Fig. 3 Gibbs free energy curve of hydride precipitation. (a) The Gibbs free energy of each Zr atom in HCP and FCT structures varies with hydrogen concentration and stress. (b) Effect of dislocation emission on Zr Gibbs free energy curves of hydride and parent phase. The red curve is α- Gibbs free energy curve of Zr, when hydride grows, α- The tensile stress is accumulated in Zr, Gibbs free energy is reduced, and hydrogen α- The solubility in Zr increases; When the dislocation is emitted, the stress is released, and the hydrogen α- The solubility in Zr decreases, promoting hydride interface migration. (c) The change of hydride length with time and its growth rate curve. (d) Hydrogen concentration and hydrogen concentration gradient at the interface before and after dislocation emission.

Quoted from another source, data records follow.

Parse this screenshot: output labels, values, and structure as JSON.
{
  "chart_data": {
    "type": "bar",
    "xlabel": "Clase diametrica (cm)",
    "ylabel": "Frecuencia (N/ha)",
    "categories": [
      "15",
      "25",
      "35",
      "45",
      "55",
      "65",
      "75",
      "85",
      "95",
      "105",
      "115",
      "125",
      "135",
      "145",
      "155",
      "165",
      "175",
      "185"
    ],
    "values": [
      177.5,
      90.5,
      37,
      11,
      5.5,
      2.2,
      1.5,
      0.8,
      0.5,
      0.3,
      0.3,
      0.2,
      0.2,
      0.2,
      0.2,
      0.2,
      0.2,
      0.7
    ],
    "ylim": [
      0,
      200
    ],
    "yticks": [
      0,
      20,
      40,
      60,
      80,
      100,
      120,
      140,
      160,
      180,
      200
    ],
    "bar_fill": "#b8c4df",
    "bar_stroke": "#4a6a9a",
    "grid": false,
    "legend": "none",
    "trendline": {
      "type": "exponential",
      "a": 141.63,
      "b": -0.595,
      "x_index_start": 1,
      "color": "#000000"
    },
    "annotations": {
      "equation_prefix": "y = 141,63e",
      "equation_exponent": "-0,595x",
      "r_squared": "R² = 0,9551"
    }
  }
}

In a word, zirconium hydride precipitation is a mixed phase transition process jointly controlled by dislocation emission and hydrogen diffusion. The precipitation of zirconium hydride causes the tensile stress in the surrounding zirconium matrix, which promotes the enrichment of hydrogen towards the hydride tip, but the tensile stress increases the solid solubility of hydrogen, which is not conducive to further phase transformation; The dislocation emission releases the tensile stress in the zirconium matrix, reduces the solid solubility of hydrogen, and promotes the growth of zirconium hydride; The growth rate of zirconium hydride after dislocation emission shows the characteristics of first fast and then slow, which is due to the tensile stress in the zirconium matrix and the internal compressive stress in the hydride gradually increase due to the further precipitation of zirconium hydride, until the phase transformation is completely suppressed. The volume expansion stress of zirconium hydride precipitates excites multiple slip systems in the zirconium matrix, and the dislocation interaction on multiple slip systems forms a complex bird's nest or butterfly like dislocation structure around the hydride.

The research results were published in the academic journal Small under the title of "Distribution Mediated Hydraulic Precision in Zirconium", with an impact factor of 13.281. Liu Siming, a doctoral student, is the first author of the paper, and Professor Han Weizhong is the first corresponding author of the paper. The collaborators include Dr. Akio Ishii, Professor Mi Shaobo, Professor Shigenobu Ogata and Professor Li Ju.